Rivalité entre la Chine et les États-Unis sur l’IA: quel rôle pour la Suisse?
Le lancement de l’IA chinoise DeepSeek pourrait ébranler la domination des Etats-Unis dans ce domaine.
Robin van Lonkhuijsen / Keystone
L’expert en IA Bhaskar Chakravorti analyse la rivalité croissante entre les deux superpuissances technologiques que sont les États-Unis et la Chine, ainsi que le rôle possible de la Suisse dans un avenir de plus en plus dominé par l’intelligence artificielle.
L’intelligence artificielle (IA) est devenue le nouveau terrain d’affrontement entre les États-Unis et la Chine. Avec le lancement du chatbot DeepSeek – dont les performances sont comparables à celles de ChatGPT –, la Chine a prouvé qu’elle pouvait rivaliser avec les géants technologiques américains tout en utilisant moins de ressources et en étant plus efficace, remettant ainsi en question la domination technologique des États-Unis.

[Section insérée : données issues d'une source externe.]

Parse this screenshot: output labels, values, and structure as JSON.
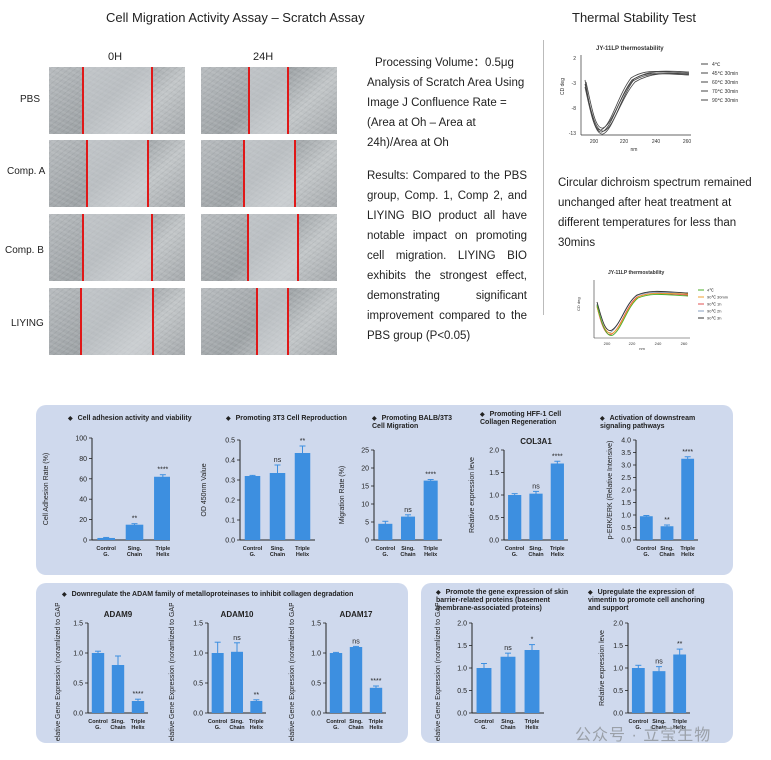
{
  "scratch": {
    "title": "Cell Migration Activity Assay – Scratch Assay",
    "col_0h": "0H",
    "col_24h": "24H",
    "rows": [
      "PBS",
      "Comp. A",
      "Comp. B",
      "LIYING"
    ],
    "processing": "Processing Volume：0.5μg",
    "analysis": "Analysis of Scratch Area Using Image J Confluence Rate = (Area at Oh – Area at 24h)/Area at Oh",
    "results": "Results: Compared to the PBS group, Comp. 1, Comp 2, and LIYING BIO product all have notable impact on promoting cell migration. LIYING BIO exhibits the strongest effect, demonstrating significant improvement compared to the PBS group (P<0.05)"
  },
  "thermal": {
    "title": "Thermal Stability Test",
    "caption": "Circular dichroism spectrum remained unchanged after heat treatment at different temperatures for less than 30mins",
    "cd1": {
      "title": "JY-11LP thermostability",
      "ylabel": "CD deg",
      "xlabel": "nm",
      "xticks": [
        "200",
        "220",
        "240",
        "260"
      ],
      "yticks": [
        "2",
        "-3",
        "-8",
        "-13"
      ],
      "legend": [
        "4℃",
        "45℃  30min",
        "60℃  30min",
        "70℃  30min",
        "90℃  30min"
      ]
    },
    "cd2": {
      "title": "JY-11LP thermostability",
      "ylabel": "CD deg",
      "xlabel": "nm",
      "xticks": [
        "200",
        "220",
        "240",
        "260"
      ],
      "legend": [
        "4℃",
        "90℃  30min",
        "90℃  1h",
        "90℃  2h",
        "90℃  3h"
      ],
      "legend_colors": [
        "#4caf2a",
        "#f0a030",
        "#e05050",
        "#8aa0c0",
        "#333333"
      ]
    }
  },
  "panels": {
    "p1_titles": [
      "Cell adhesion activity and viability",
      "Promoting 3T3 Cell Reproduction",
      "Promoting BALB/3T3 Cell Migration",
      "Promoting HFF-1 Cell Collagen Regeneration",
      "Activation of downstream signaling pathways"
    ],
    "p2_title": "Downregulate the ADAM family of metalloproteinases to inhibit collagen degradation",
    "p3_titles": [
      "Promote the gene expression of skin barrier-related proteins (basement membrane-associated proteins)",
      "Upregulate the expression of vimentin to promote cell anchoring and support"
    ]
  },
  "watermark": "公众号 · 立莹生物",
  "colors": {
    "bar": "#3d8fe0",
    "error": "#3d8fe0",
    "panel": "#cfd9ed",
    "scratch_line": "#e01818"
  },
  "chart_data": [
    {
      "type": "bar",
      "title": "",
      "categories": [
        "Control G.",
        "Sing. Chain",
        "Triple Helix"
      ],
      "values": [
        2,
        15,
        62
      ],
      "errors": [
        0.5,
        1,
        2
      ],
      "annotations": [
        "",
        "**",
        "****"
      ],
      "ylabel": "Cell Adhesion Rate (%)",
      "ylim": [
        0,
        100
      ],
      "yticks": [
        0,
        20,
        40,
        60,
        80,
        100
      ],
      "ytick_labels": [
        "0",
        "20",
        "40",
        "60",
        "80",
        "100"
      ]
    },
    {
      "type": "bar",
      "title": "",
      "categories": [
        "Control G.",
        "Sing. Chain",
        "Triple Helix"
      ],
      "values": [
        0.32,
        0.335,
        0.435
      ],
      "errors": [
        0.003,
        0.04,
        0.035
      ],
      "annotations": [
        "",
        "ns",
        "**"
      ],
      "ylabel": "OD 450nm Value",
      "ylim": [
        0,
        0.5
      ],
      "yticks": [
        0,
        0.1,
        0.2,
        0.3,
        0.4,
        0.5
      ],
      "ytick_labels": [
        "0.0",
        "0.1",
        "0.2",
        "0.3",
        "0.4",
        "0.5"
      ]
    },
    {
      "type": "bar",
      "title": "",
      "categories": [
        "Control G.",
        "Sing. Chain",
        "Triple Helix"
      ],
      "values": [
        4.5,
        6.5,
        16.5
      ],
      "errors": [
        0.7,
        0.5,
        0.3
      ],
      "annotations": [
        "",
        "ns",
        "****"
      ],
      "ylabel": "Migration Rate (%)",
      "ylim": [
        0,
        25
      ],
      "yticks": [
        0,
        5,
        10,
        15,
        20,
        25
      ],
      "ytick_labels": [
        "0",
        "5",
        "10",
        "15",
        "20",
        "25"
      ]
    },
    {
      "type": "bar",
      "title": "COL3A1",
      "categories": [
        "Control G.",
        "Sing. Chain",
        "Triple Helix"
      ],
      "values": [
        1.0,
        1.03,
        1.7
      ],
      "errors": [
        0.03,
        0.05,
        0.05
      ],
      "annotations": [
        "",
        "ns",
        "****"
      ],
      "ylabel": "Relative expression leve",
      "ylim": [
        0,
        2.0
      ],
      "yticks": [
        0,
        0.5,
        1.0,
        1.5,
        2.0
      ],
      "ytick_labels": [
        "0.0",
        "0.5",
        "1.0",
        "1.5",
        "2.0"
      ]
    },
    {
      "type": "bar",
      "title": "",
      "categories": [
        "Control G.",
        "Sing. Chain",
        "Triple Helix"
      ],
      "values": [
        0.95,
        0.55,
        3.25
      ],
      "errors": [
        0.03,
        0.05,
        0.08
      ],
      "annotations": [
        "",
        "**",
        "****"
      ],
      "ylabel": "p-ERK/ERK (Relative Intensive)",
      "ylim": [
        0,
        4
      ],
      "yticks": [
        0,
        0.5,
        1.0,
        1.5,
        2.0,
        2.5,
        3.0,
        3.5,
        4.0
      ],
      "ytick_labels": [
        "0.0",
        "0.5",
        "1.0",
        "1.5",
        "2.0",
        "2.5",
        "3.0",
        "3.5",
        "4.0"
      ]
    },
    {
      "type": "bar",
      "title": "ADAM9",
      "categories": [
        "Control G.",
        "Sing. Chain",
        "Triple Helix"
      ],
      "values": [
        1.0,
        0.8,
        0.2
      ],
      "errors": [
        0.03,
        0.15,
        0.03
      ],
      "annotations": [
        "",
        "",
        "****"
      ],
      "ylabel": "Relative Gene Expression (noramlized to GAPDH)",
      "ylim": [
        0,
        1.5
      ],
      "yticks": [
        0,
        0.5,
        1.0,
        1.5
      ],
      "ytick_labels": [
        "0.0",
        "0.5",
        "1.0",
        "1.5"
      ]
    },
    {
      "type": "bar",
      "title": "ADAM10",
      "categories": [
        "Control G.",
        "Sing. Chain",
        "Triple Helix"
      ],
      "values": [
        1.0,
        1.02,
        0.2
      ],
      "errors": [
        0.18,
        0.15,
        0.02
      ],
      "annotations": [
        "",
        "ns",
        "**"
      ],
      "ylabel": "Relative Gene Expression (noramlized to GAPDH)",
      "ylim": [
        0,
        1.5
      ],
      "yticks": [
        0,
        0.5,
        1.0,
        1.5
      ],
      "ytick_labels": [
        "0.0",
        "0.5",
        "1.0",
        "1.5"
      ]
    },
    {
      "type": "bar",
      "title": "ADAM17",
      "categories": [
        "Control G.",
        "Sing. Chain",
        "Triple Helix"
      ],
      "values": [
        1.0,
        1.1,
        0.42
      ],
      "errors": [
        0.01,
        0.01,
        0.03
      ],
      "annotations": [
        "",
        "ns",
        "****"
      ],
      "ylabel": "Relative Gene Expression (noramlized to GAPDH)",
      "ylim": [
        0,
        1.5
      ],
      "yticks": [
        0,
        0.5,
        1.0,
        1.5
      ],
      "ytick_labels": [
        "0.0",
        "0.5",
        "1.0",
        "1.5"
      ]
    },
    {
      "type": "bar",
      "title": "",
      "categories": [
        "Control G.",
        "Sing. Chain",
        "Triple Helix"
      ],
      "values": [
        1.0,
        1.25,
        1.4
      ],
      "errors": [
        0.1,
        0.08,
        0.12
      ],
      "annotations": [
        "",
        "ns",
        "*"
      ],
      "ylabel": "Relative Gene Expression (noramlized to GAPDH)",
      "ylim": [
        0,
        2.0
      ],
      "yticks": [
        0,
        0.5,
        1.0,
        1.5,
        2.0
      ],
      "ytick_labels": [
        "0.0",
        "0.5",
        "1.0",
        "1.5",
        "2.0"
      ]
    },
    {
      "type": "bar",
      "title": "",
      "categories": [
        "Control G.",
        "Sing. Chain",
        "Triple Helix"
      ],
      "values": [
        1.0,
        0.93,
        1.3
      ],
      "errors": [
        0.06,
        0.1,
        0.12
      ],
      "annotations": [
        "",
        "ns",
        "**"
      ],
      "ylabel": "Relative expression leve",
      "ylim": [
        0,
        2.0
      ],
      "yticks": [
        0,
        0.5,
        1.0,
        1.5,
        2.0
      ],
      "ytick_labels": [
        "0.0",
        "0.5",
        "1.0",
        "1.5",
        "2.0"
      ]
    }
  ]
}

Bhaskar Chakravorti, doyen du Global Business à la Fletcher School de l’Université Tufts, dans le Massachusetts (nord-est des États-Unis) et expert en IA, explique les implications de cette rivalité, le risque d’escalade géopolitique et le rôle que des pays neutres comme la Suisse pourraient jouer dans ce scénario de plus en plus complexe.
swissinfo.ch: Le niveau de rivalité entre les États-Unis et la Chine dans le domaine de l’IA est très élevé après qu’une start-up chinoise a lancé DeepSeek. Était-ce prévisible?
Bhaskar Chakravorti est doyen du Global Business à la Fletcher School de l’Université Tufts, dans le Massachusetts.
Bhaskar Chakravorti
Bhaskar Chakravorti: Oui, absolument, de nombreux événements récents ne sont pas si surprenants. La raison est simple: dès qu’on limite certaines ressources (comme les puces informatiques), les gens deviennent extrêmement créatifs et trouvent des moyens de faire plus avec moins. Comme on dit, la nécessité est la mère de l’invention.
Le développement récent de DeepSeek ne sort pas de nulle part: il résulte d’un travail mené en coulisses en mené en Chine depuis 2023. Ce chatbot chinois a démontré d’excellentes performances à moindre coût, utilisant moins de puissance de calcul et d’énergie que les modèles américains.
Cela montre que malgré les restrictions sur les semi-conducteurs imposées par Biden à la Chine et à d’autres pays, il est possible de créer des systèmes d’IA avancés sans avoir accès aux processeurs les plus performants. Cela remet en cause la suprématie des États-Unis.
La Chine a-t-elle prouvé au monde qu’elle pouvait véritablement rivaliser avec les États-Unis dans la course à la domination de l’IA? Par quels moyens?
Oui, la Chine a prouvé qu’elle pouvait être un concurrent de taille pour les États-Unis en s’appuyant sur des modèles d’IA en code source ouvert et en s’inspirant des modèles propriétaires utilisés à l’échelle mondiale, ainsi que sur son vaste vivier de talents et d’ingénieurs qualifiés. L’écosystème chinois bénéficie également d’un énorme soutien de l’État.
L’industrie technologique américaine recevra elle aussi un soutien massif de l’État sous l’administration Trump. La semaine dernière, le président américain a annoncé un projet d’intelligence artificielle baptisé Stargate qui sera financé (par des fonds privés, ndlr) à hauteur de 500 milliards de dollars. Donald Trump porte l’antagonisme avec la Chine à un niveau inédit.
Allons-nous donc assister à une escalade entre la Chine et les États-Unis en matière d’IA?
Je pense qu’il y aura une compétition croissante pour les ressources nécessaires au développement des systèmes d’IA, comme les puces à haute performance, les supercalculateurs, les infrastructures dans le nuage, les talents et l’accès à une grande diversité de données. On assistera à une sorte de bataille pour empêcher les rivaux d’accéder à ces ressources.
Ce qui m’inquiète, c’est la façon dont ces capacités se traduiront en usages militaires et de sécurité nationale, ainsi que les garde-fous qui seront mis en place pour protéger les données tout en permettant un certain accès, par exemple aux données chinoises aux États-Unis ou aux données américaines en Chine. Cela accroît la vulnérabilité mondiale, car nous savons que ces modèles d’IA peuvent être utilisés pour des actions malveillantes échappant totalement à notre contrôle.
Et si l’État est impliqué, la situation pourrait empirer. En Occident, on nous a toujours appris à ne pas faire confiance à l’État chinois. Aujourd’hui, nous en sommes arrivés à un point où nous ne pouvons même plus faire confiance à l’État américain. Il s’agit donc d’une situation particulièrement dangereuse, non seulement pour les États-Unis et la Chine, mais pour le monde entier.